Disableing mod_logio or make it static in the webserver works. No more bus errors
I can confirm that the bug is also gone in 2.4.14. Patches seem to be ok. Unfortunately every graceful restart of apache creates several new processes stuck in "G" state. pstack does not show any difference between the stuck processes and the ones still working. This was already the case with 2.4.12 Here is s sample stack trace, but currently I can't see a direct connection to this bug: 10108: /opt/apache24/bin/httpd -f /opt/apache24/conf/httpd.conf-UGIRQJ -DIT - ffffffff7dbdcbc0 lwp_mutex_timedlock (ffffffff7a200000, 0) ffffffff7dbd0b74 mutex_lock_internal (ffffffff7a200000, 0, 1, ffffffff7dd00200, 51, 1) + 1dc ffffffff7e827584 proc_mutex_proc_pthread_acquire (1003188a8, 1003382d0, 0, 0, 0, 100324cc0) + 10 ffffffff7e828000 apr_proc_mutex_lock (1003188a8, 0, 2, 0, 0, 1003268a8) + 18 00000001000a8d80 accept_mutex_on (8, 2, 0, 11, 1003208c8, 1001ccb64) + 20 00000001000aae60 child_main (11, 1000a993c, 0, ffffffff7dd00200, 0, ffffffff7dd4a360) + 9f4 00000001000ab658 make_child (10021d708, 11, 0, 0, 10021d708, ffffffff7ffff610) + 318 00000001000acde0 prefork_run (1001d9ad8, 100207cc8, 10021d708, 10021d708, 100313b60, 0) + dc8 0000000100038ca4 ap_run_mpm (1001d9ad8, 100207cc8, 10021d708, 10021d708, 101010100000000, ffffffff7ffff828) + c4 000000010002b29c main (6, ffffffff7ffff968, ffffffff7ffff9a0, 1001cd948, 100000000, ffffffff7dd00200) + 19f8 0000000100027ccc _start (0, 0, 0, 0, 0, 0) + 7c
(In reply to Ralf Lehmann from comment #23) > I can confirm that the bug is also gone in 2.4.14. > Patches seem to be ok. Thanks for testing, I'm closing this report.

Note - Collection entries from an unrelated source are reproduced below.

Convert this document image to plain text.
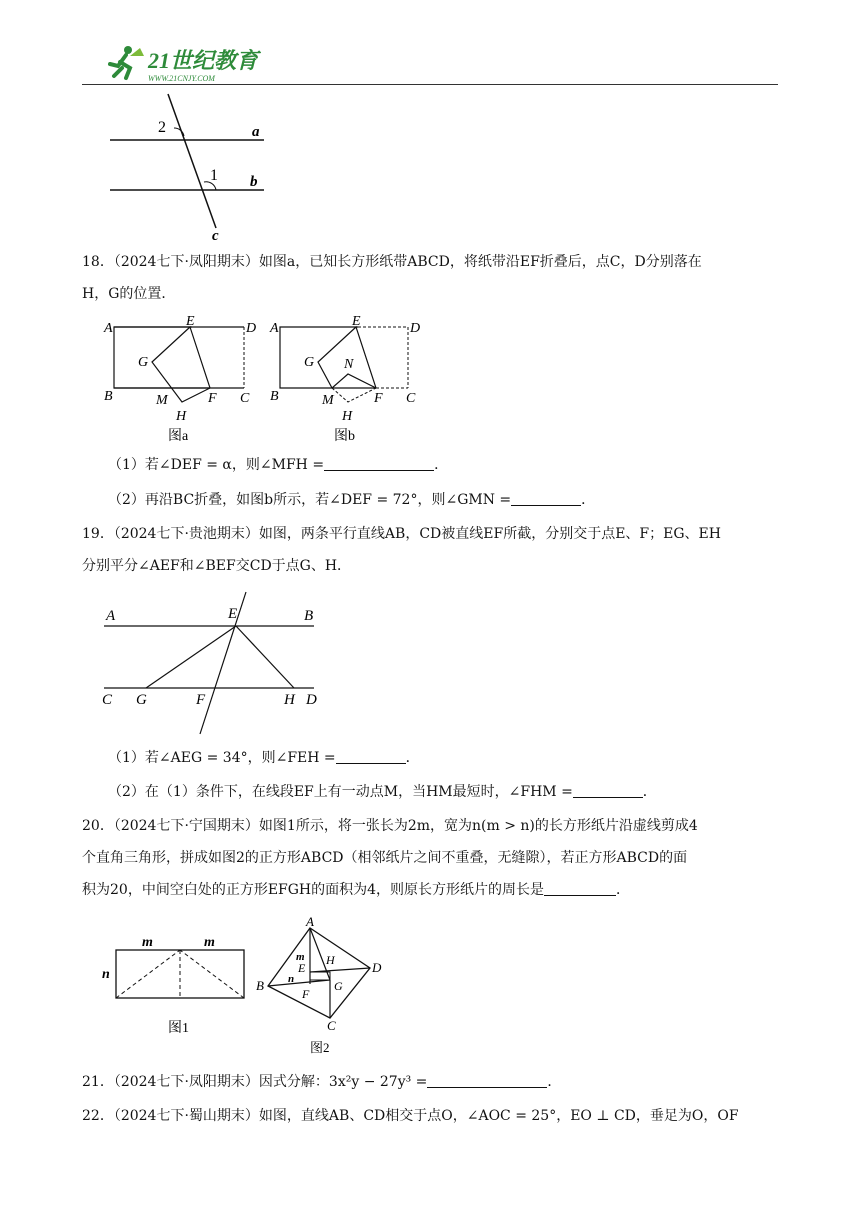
21世纪教育
WWW.21CNJY.COM
2
1
a
b
c

18．（2024七下·凤阳期末）如图a，已知长方形纸带ABCD，将纸带沿EF折叠后，点C，D分别落在

H，G的位置．

A	E	D
G
B	M	F C
H
图a
A	E	D
G N
B	M	F C
H
图b
（1）若∠DEF = α，则∠MFH =	．
（2）再沿BC折叠，如图b所示，若∠DEF = 72°，则∠GMN =	．

19．（2024七下·贵池期末）如图，两条平行直线AB，CD被直线EF所截，分别交于点E、F；EG、EH

分别平分∠AEF和∠BEF交CD于点G、H．

A	E	B
C G	F	H D
（1）若∠AEG = 34°，则∠FEH =	．
（2）在（1）条件下，在线段EF上有一动点M，当HM最短时，∠FHM =	．

20．（2024七下·宁国期末）如图1所示，将一张长为2m，宽为n(m > n)的长方形纸片沿虚线剪成4

个直角三角形，拼成如图2的正方形ABCD（相邻纸片之间不重叠，无缝隙），若正方形ABCD的面

积为20，中间空白处的正方形EFGH的面积为4，则原长方形纸片的周长是	．

m	m
n
图1
A
B
D
C
m
E
n
H
F
G
图2

21．（2024七下·凤阳期末）因式分解：3x²y − 27y³ =	．

22．（2024七下·蜀山期末）如图，直线AB、CD相交于点O，∠AOC = 25°，EO ⊥ CD，垂足为O，OF
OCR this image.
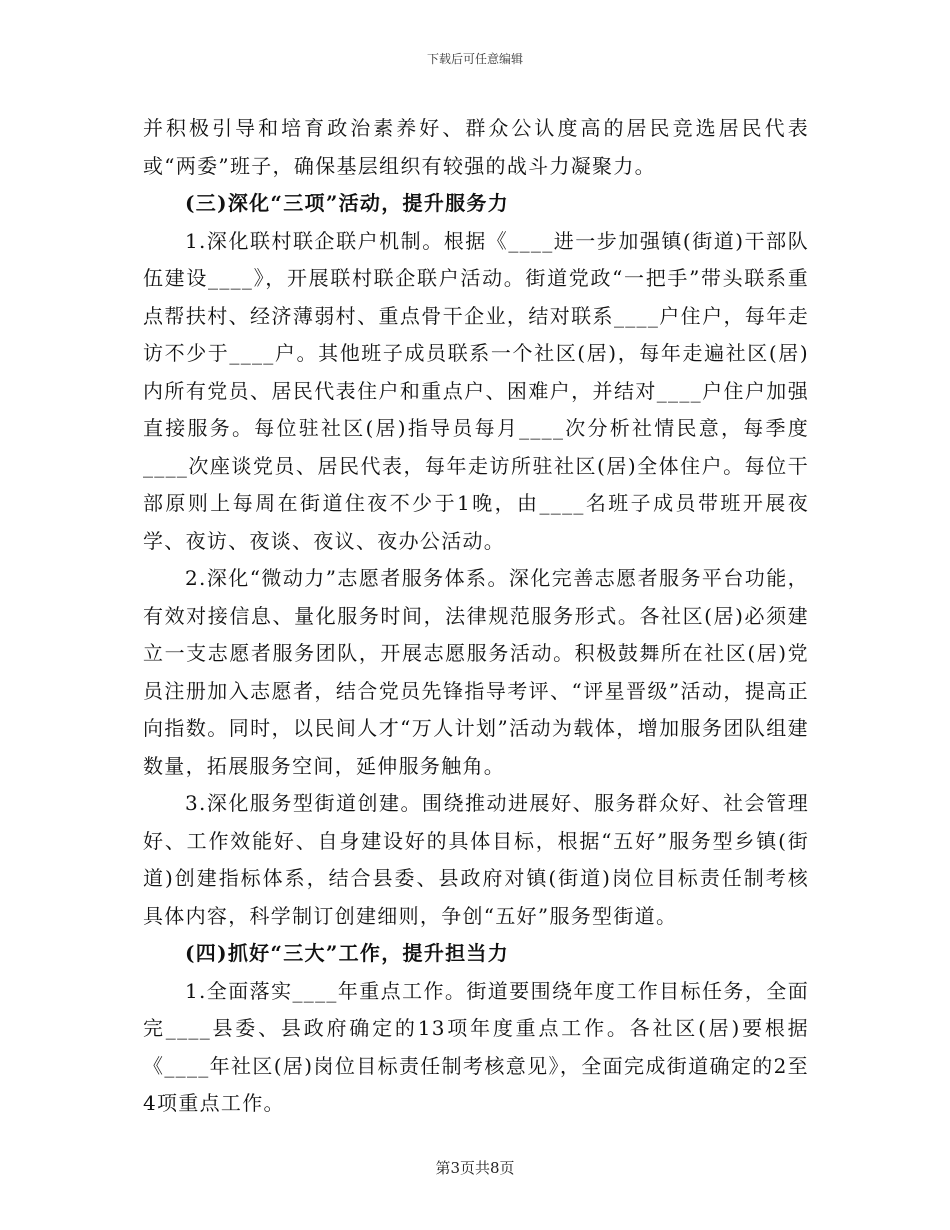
下载后可任意编辑

并积极引导和培育政治素养好、群众公认度高的居民竞选居民代表或“两委”班子，确保基层组织有较强的战斗力凝聚力。

(三)深化“三项”活动，提升服务力

1.深化联村联企联户机制。根据《____进一步加强镇(街道)干部队伍建设____》，开展联村联企联户活动。街道党政“一把手”带头联系重点帮扶村、经济薄弱村、重点骨干企业，结对联系____户住户，每年走访不少于____户。其他班子成员联系一个社区(居)，每年走遍社区(居)内所有党员、居民代表住户和重点户、困难户，并结对____户住户加强直接服务。每位驻社区(居)指导员每月____次分析社情民意，每季度____次座谈党员、居民代表，每年走访所驻社区(居)全体住户。每位干部原则上每周在街道住夜不少于1晚，由____名班子成员带班开展夜学、夜访、夜谈、夜议、夜办公活动。

2.深化“微动力”志愿者服务体系。深化完善志愿者服务平台功能，有效对接信息、量化服务时间，法律规范服务形式。各社区(居)必须建立一支志愿者服务团队，开展志愿服务活动。积极鼓舞所在社区(居)党员注册加入志愿者，结合党员先锋指导考评、“评星晋级”活动，提高正向指数。同时，以民间人才“万人计划”活动为载体，增加服务团队组建数量，拓展服务空间，延伸服务触角。

3.深化服务型街道创建。围绕推动进展好、服务群众好、社会管理好、工作效能好、自身建设好的具体目标，根据“五好”服务型乡镇(街道)创建指标体系，结合县委、县政府对镇(街道)岗位目标责任制考核具体内容，科学制订创建细则，争创“五好”服务型街道。

(四)抓好“三大”工作，提升担当力

1.全面落实____年重点工作。街道要围绕年度工作目标任务，全面完____县委、县政府确定的13项年度重点工作。各社区(居)要根据《____年社区(居)岗位目标责任制考核意见》，全面完成街道确定的2至4项重点工作。

第3页共8页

(In reply to Ralf Lehmann from comment #23) > > Unfortunately every graceful restart of apache creates several new processes > stuck in "G" state. pstack does not show any difference between the stuck > processes and the ones still working. It may be related to Bug 49504, otherwise please open a new report.